Methods and results: We performed genetic mapping of the key metabolite parameters, followed by mediation analyses of metabolites and genotypes on survival, and genetic pathway analyses. Patients with HFrEF (n = 1,003) in the Henry Ford Pharmacogenomic Registry (HFPGR; 500 self-reported Black/African race patients [AA], 503 self-reported White/European race patients [EA], and 249 deaths over a median of 2.7 years) with genome-wide genotyping and targeted metabolomic profiling of plasma were included. We tested genome-wide association (GWA) of single nucleotide polymorphisms (SNPs) with the prognostic metabolite profile (PMP) and its components; first stratified by race, and then combined via meta-analysis for the entire cohort. Seven independent loci were identified as GWA significant hits in AA patients (3 for PMP and 4 for individual metabolites), one of which was also significant in the entire cohort (rs944469). No genome wide significant hits were found in White/EA patients. Among these SNPs, only rs35792152, (a hit for 3.HBA) tended to be associated with mortality in standard survival analysis (HR = 1.436, p = 0.052). The mediation analyses indicated several significant associations between SNPs, metabolites, and mortality in AA patients. Functional annotation mapping (FUMA) implicated inflammation, DNA metabolic, and mRNA splicing processes.

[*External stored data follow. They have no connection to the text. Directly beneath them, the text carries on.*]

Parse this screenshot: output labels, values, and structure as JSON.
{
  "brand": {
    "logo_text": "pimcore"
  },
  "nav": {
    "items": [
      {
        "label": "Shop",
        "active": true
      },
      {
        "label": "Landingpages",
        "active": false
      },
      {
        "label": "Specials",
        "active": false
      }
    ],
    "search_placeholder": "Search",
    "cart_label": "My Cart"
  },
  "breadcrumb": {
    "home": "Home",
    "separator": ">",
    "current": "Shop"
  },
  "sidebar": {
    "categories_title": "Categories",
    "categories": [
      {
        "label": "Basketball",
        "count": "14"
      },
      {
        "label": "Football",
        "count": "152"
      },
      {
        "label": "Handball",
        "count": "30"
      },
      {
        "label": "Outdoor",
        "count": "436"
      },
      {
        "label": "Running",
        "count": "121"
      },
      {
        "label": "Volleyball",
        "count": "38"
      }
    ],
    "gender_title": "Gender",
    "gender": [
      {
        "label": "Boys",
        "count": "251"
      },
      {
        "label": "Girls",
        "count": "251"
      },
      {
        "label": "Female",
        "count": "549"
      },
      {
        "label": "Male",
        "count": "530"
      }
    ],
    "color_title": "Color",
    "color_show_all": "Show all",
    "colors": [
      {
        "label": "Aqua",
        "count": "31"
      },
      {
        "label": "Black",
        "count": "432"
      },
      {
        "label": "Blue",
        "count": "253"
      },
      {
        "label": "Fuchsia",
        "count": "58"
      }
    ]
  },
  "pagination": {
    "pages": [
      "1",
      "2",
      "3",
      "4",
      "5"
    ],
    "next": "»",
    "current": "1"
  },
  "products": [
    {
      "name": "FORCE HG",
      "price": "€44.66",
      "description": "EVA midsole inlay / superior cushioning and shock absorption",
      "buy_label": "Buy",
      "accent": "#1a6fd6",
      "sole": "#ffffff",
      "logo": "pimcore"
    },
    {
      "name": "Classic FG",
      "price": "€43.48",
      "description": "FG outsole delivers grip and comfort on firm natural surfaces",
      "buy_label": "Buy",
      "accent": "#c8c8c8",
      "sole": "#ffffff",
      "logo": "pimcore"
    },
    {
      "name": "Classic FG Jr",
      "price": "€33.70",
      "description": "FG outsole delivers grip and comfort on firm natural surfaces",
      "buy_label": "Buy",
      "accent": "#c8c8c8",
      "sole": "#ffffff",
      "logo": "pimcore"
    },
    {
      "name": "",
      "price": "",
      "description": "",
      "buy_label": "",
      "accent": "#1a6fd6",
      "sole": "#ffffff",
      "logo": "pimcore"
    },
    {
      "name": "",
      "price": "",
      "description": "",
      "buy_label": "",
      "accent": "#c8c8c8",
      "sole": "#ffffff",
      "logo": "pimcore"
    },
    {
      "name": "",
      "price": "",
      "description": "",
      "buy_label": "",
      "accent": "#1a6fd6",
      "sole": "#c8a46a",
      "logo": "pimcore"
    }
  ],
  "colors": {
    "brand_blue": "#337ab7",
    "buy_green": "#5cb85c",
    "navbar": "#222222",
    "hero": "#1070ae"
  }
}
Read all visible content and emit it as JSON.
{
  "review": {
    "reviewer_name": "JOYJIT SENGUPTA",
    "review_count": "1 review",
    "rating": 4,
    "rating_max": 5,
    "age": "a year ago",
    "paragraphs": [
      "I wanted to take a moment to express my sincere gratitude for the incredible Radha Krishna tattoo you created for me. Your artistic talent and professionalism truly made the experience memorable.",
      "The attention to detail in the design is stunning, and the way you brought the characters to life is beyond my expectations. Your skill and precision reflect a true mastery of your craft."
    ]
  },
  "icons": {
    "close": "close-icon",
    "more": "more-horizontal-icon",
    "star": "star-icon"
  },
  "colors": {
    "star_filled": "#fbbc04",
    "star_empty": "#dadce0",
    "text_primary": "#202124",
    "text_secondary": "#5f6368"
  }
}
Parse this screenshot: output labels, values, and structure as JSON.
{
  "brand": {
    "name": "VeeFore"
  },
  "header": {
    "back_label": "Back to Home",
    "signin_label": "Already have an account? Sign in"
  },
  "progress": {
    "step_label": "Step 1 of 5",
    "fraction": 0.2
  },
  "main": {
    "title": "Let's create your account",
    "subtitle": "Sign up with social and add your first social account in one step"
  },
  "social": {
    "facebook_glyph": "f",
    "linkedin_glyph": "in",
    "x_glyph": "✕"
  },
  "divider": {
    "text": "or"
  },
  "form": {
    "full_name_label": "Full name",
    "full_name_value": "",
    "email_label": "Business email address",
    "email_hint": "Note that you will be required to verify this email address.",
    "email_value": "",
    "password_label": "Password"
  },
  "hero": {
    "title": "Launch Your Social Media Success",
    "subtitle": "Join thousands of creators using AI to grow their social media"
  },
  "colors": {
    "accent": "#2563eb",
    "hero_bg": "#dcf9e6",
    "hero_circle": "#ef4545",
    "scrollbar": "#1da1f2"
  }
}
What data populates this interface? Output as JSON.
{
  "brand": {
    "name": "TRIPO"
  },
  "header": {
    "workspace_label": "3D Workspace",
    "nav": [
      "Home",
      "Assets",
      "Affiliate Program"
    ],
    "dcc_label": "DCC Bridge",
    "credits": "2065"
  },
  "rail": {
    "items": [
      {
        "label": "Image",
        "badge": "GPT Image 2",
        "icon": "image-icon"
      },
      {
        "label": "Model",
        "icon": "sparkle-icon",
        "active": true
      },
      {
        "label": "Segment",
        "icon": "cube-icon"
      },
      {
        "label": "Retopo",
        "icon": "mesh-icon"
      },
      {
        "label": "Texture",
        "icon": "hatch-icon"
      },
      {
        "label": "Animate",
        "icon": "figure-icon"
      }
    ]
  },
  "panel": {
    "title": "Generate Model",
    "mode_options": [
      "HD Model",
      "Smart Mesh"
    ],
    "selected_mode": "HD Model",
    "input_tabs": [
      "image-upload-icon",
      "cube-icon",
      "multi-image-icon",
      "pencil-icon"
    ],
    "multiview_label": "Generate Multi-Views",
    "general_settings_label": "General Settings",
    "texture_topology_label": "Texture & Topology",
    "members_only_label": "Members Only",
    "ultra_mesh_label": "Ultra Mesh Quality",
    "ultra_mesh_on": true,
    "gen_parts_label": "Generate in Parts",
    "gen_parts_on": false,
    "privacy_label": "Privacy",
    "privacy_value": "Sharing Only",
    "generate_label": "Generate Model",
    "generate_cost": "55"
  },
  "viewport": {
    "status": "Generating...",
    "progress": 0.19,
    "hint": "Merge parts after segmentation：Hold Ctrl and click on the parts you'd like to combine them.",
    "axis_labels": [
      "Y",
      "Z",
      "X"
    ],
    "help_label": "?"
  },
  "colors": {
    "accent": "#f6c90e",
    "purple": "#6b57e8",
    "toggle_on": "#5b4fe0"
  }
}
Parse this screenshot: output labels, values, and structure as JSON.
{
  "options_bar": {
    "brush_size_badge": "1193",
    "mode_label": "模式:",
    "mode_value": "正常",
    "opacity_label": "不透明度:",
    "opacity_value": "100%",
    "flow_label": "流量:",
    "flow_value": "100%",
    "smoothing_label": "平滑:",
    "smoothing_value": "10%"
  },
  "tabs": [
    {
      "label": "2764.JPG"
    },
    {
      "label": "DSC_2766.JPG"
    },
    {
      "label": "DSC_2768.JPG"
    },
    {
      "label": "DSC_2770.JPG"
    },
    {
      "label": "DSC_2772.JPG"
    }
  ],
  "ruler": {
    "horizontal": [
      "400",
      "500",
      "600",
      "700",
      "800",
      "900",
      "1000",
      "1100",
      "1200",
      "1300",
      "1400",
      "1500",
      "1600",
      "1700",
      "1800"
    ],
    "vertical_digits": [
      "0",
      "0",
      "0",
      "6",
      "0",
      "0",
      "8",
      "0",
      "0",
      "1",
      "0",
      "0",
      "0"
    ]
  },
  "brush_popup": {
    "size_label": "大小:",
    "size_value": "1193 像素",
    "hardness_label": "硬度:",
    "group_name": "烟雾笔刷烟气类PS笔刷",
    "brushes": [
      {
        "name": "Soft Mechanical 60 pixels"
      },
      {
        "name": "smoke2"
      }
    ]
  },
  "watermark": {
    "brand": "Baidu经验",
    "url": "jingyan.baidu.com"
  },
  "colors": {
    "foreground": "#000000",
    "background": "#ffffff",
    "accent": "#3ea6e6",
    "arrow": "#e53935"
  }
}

Conclusions: GWAS of key metabolites and survival along with FUMA pathway analysis revealed new candidate genes which unveiled molecular pathways that contribute to HF disease progression via metabolic and energetic abnormalities.

Introduction

Heart failure (HF) is one of the most common, costly, and deadly diseases. According to the American Heart Association, there are almost 900,000 new cases annually in the U.S., an estimated prevalence of 5.7 million (1). HF remains high risk even in the setting of optimal guideline directed medical therapy (2, 3). Therefore, a deeper understanding of the residual HF disease burden and associated pathophysiology toward novel interventions is critically needed. Energetics, mitochondrial function, and substrate utilization are perturbed in HFrEF and likely contribute to disease progression (46). However, the pathways that remain incompletely understood and are not entirely related to the well-established neurohormonal abnormalities (7). Certain circulating metabolites are associated with HF disease progression and outcomes (811). Similarly, a validated multi-metabolite profile (13 metabolites, HR = 1.76) is an independent predictor of mortality in HFrEF patients. This supports the notion of a key role for energetic abnormalities in HFrEF and identifies these circulating metabolites as potentially valuable surrogate markers.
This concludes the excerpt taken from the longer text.